Default support, right? We can turn it on for a site if we need to? I 
imagine many of those SAAS tools I have installed are not TLS-compliant...



On 10/16/2014 12:38 PM, Jeremy MountainJohnson wrote:
> Mozilla is getting rid of SSLv3 in version 34. I imagine Chrome will
> follow, and MS will phase it out on the client side for supported
> versions. The biggest issue the browsers have is not supporting it and
> web sites that depend on SSL 3.0. IMO these sites should join the herd
> and migrate over to TLS.
>
> Apache, nginx, and IIS can all be configured not to authenticate using
> SSLv3 chain with their respectively configured certificates. This is
> what most web admins are doing, in conjunction with killing support
> for older browser versions.
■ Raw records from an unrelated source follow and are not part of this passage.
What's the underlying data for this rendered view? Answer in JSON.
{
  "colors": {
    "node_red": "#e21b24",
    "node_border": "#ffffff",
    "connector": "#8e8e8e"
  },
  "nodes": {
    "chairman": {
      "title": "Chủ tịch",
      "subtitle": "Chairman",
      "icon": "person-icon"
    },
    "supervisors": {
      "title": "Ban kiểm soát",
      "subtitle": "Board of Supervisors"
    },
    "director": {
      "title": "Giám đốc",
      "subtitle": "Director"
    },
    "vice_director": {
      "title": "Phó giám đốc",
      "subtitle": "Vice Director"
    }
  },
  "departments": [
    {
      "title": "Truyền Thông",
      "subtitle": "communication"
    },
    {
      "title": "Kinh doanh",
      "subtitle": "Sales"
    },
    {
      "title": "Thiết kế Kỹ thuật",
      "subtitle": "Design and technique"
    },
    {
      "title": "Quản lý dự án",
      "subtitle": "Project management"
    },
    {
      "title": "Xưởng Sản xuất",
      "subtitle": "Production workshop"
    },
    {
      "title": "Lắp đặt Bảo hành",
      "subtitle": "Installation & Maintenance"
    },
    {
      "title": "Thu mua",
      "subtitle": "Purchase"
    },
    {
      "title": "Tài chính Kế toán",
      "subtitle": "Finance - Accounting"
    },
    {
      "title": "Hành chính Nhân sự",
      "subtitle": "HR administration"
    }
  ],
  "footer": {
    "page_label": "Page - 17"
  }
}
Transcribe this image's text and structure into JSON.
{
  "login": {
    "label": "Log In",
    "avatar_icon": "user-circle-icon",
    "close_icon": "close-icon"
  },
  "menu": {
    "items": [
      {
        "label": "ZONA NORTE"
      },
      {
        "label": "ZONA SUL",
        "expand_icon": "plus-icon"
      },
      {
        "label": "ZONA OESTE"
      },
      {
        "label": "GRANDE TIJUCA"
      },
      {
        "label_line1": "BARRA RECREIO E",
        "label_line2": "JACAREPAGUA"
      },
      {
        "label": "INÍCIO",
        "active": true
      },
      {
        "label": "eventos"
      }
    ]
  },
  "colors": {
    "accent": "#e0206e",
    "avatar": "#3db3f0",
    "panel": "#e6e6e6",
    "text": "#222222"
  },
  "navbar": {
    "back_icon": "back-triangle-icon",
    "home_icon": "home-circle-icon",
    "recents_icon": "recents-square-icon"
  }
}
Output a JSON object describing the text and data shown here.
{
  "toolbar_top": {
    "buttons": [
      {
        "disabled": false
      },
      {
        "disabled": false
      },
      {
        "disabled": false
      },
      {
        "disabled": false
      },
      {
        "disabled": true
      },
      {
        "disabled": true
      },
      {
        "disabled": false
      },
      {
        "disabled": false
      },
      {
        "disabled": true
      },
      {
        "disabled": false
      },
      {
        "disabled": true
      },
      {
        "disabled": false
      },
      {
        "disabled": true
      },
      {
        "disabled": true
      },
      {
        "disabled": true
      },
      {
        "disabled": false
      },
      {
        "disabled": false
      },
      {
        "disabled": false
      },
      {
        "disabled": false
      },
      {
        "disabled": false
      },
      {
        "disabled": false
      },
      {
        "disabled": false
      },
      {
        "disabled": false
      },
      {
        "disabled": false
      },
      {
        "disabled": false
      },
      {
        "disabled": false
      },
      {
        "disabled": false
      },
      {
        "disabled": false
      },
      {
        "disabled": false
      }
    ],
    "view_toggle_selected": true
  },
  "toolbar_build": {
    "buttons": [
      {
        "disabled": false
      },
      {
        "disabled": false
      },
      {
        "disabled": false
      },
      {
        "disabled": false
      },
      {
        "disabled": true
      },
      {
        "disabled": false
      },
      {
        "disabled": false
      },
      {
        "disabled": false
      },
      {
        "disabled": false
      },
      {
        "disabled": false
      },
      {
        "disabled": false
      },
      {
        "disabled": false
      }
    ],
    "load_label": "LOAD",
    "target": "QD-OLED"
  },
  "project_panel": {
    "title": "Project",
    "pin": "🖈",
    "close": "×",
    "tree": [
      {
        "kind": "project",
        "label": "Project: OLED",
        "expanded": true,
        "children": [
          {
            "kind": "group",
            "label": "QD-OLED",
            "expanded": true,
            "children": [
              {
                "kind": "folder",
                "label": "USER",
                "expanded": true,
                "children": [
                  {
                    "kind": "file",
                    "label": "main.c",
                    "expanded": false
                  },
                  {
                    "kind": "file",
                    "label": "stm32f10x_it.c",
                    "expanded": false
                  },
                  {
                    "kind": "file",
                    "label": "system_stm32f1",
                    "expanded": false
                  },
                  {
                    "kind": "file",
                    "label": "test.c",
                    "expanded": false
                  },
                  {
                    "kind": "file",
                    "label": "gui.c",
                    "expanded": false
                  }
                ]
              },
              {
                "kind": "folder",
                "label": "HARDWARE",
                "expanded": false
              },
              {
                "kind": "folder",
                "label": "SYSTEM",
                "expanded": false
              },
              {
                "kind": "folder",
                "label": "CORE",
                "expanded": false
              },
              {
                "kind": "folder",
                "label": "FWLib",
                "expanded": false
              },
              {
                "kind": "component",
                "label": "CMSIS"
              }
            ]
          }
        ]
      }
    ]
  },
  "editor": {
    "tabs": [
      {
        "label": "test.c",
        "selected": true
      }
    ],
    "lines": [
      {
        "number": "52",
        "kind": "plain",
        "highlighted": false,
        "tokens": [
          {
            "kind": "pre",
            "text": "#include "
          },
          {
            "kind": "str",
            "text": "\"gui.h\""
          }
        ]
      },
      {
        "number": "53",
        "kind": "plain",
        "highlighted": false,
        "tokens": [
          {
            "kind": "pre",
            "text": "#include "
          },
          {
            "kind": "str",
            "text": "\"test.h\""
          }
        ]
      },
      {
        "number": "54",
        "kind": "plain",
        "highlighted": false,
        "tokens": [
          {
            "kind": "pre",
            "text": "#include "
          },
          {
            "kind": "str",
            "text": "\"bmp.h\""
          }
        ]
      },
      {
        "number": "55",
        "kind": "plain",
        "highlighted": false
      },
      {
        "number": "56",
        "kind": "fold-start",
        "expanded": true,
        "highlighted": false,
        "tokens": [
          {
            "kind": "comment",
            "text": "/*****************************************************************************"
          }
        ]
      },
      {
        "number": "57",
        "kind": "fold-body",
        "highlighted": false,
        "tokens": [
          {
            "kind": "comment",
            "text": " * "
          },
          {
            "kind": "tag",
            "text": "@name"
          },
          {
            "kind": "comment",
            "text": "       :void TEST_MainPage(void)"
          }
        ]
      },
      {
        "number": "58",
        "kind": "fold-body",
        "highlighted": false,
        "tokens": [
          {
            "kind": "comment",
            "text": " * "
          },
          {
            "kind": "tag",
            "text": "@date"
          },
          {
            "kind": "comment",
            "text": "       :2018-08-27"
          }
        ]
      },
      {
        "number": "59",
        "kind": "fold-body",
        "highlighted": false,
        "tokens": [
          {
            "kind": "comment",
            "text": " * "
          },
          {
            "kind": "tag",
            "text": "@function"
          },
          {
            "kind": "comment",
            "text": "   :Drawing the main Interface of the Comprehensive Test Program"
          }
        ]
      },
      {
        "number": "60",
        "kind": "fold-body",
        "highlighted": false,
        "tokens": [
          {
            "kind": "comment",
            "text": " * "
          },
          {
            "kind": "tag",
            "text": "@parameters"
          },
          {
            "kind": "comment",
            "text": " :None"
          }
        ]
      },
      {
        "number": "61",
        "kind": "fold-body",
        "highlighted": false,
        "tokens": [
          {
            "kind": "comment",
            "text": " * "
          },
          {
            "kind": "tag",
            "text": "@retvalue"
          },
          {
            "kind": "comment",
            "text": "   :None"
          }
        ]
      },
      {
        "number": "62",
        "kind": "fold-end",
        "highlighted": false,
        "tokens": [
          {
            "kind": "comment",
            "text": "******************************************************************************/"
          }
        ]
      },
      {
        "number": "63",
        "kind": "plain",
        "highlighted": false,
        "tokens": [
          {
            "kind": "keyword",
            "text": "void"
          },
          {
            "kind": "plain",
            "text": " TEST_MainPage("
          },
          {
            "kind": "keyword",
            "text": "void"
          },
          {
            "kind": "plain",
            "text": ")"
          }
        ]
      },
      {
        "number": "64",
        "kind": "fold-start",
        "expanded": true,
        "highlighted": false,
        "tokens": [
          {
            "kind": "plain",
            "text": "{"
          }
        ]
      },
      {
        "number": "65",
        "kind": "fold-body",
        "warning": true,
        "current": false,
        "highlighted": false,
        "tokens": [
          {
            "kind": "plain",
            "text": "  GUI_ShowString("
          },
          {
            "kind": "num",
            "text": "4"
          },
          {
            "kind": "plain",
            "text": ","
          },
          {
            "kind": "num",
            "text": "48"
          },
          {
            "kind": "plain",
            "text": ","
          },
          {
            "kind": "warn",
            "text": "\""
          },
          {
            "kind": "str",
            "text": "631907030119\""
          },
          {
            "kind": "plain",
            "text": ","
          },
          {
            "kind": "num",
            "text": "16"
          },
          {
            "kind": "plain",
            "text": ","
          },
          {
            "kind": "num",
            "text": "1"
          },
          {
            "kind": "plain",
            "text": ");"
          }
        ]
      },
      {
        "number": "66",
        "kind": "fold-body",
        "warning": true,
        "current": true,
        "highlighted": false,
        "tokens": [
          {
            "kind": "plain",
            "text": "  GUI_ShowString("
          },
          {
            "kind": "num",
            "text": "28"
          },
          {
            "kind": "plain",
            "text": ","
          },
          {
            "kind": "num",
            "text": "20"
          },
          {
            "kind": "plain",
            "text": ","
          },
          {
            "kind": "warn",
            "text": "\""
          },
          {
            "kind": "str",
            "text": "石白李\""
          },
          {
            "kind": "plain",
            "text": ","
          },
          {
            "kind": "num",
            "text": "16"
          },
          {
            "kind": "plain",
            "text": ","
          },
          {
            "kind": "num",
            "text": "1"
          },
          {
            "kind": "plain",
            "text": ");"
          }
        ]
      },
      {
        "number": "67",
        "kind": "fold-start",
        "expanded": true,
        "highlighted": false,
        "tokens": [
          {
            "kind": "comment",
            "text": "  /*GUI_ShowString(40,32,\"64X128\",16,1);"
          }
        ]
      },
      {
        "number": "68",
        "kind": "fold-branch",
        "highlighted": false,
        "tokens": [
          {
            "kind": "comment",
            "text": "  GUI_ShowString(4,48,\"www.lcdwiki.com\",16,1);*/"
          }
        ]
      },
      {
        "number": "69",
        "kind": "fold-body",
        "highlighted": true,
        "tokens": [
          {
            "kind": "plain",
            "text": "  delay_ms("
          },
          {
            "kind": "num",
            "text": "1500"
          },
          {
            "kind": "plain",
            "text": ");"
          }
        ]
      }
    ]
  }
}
For example, anything below IE 8 depends
> on SSLv3, so these browsers are out of luck (and significantly out of
> date) for accessing sites configured to not us SSLv3.
>
> Also, EFF had a notification about upgrading the HTTPS everywhere
> plugin, the latest version will mitigate (prevent) the use of SSLv3
> certs.
>
> --
> Jeremy MountainJohnson
> Jeremy.MountainJohnson at gmail.com
>
>
> On Thu, Oct 16, 2014 at 12:10 PM, gregrwm <tclug1 at whitleymott.net> wrote:
>> poodle i think i understand, disable ssl in servers and browsers.
>> breach/crime are still issues too if i read correctly, tho i'm less sure i
>> understand, but i think the advice is encrypt or compress as you wish, but
>> don't do both.  the question:  where are we at with firefox, chrome, and
>> apache regarding following this advice?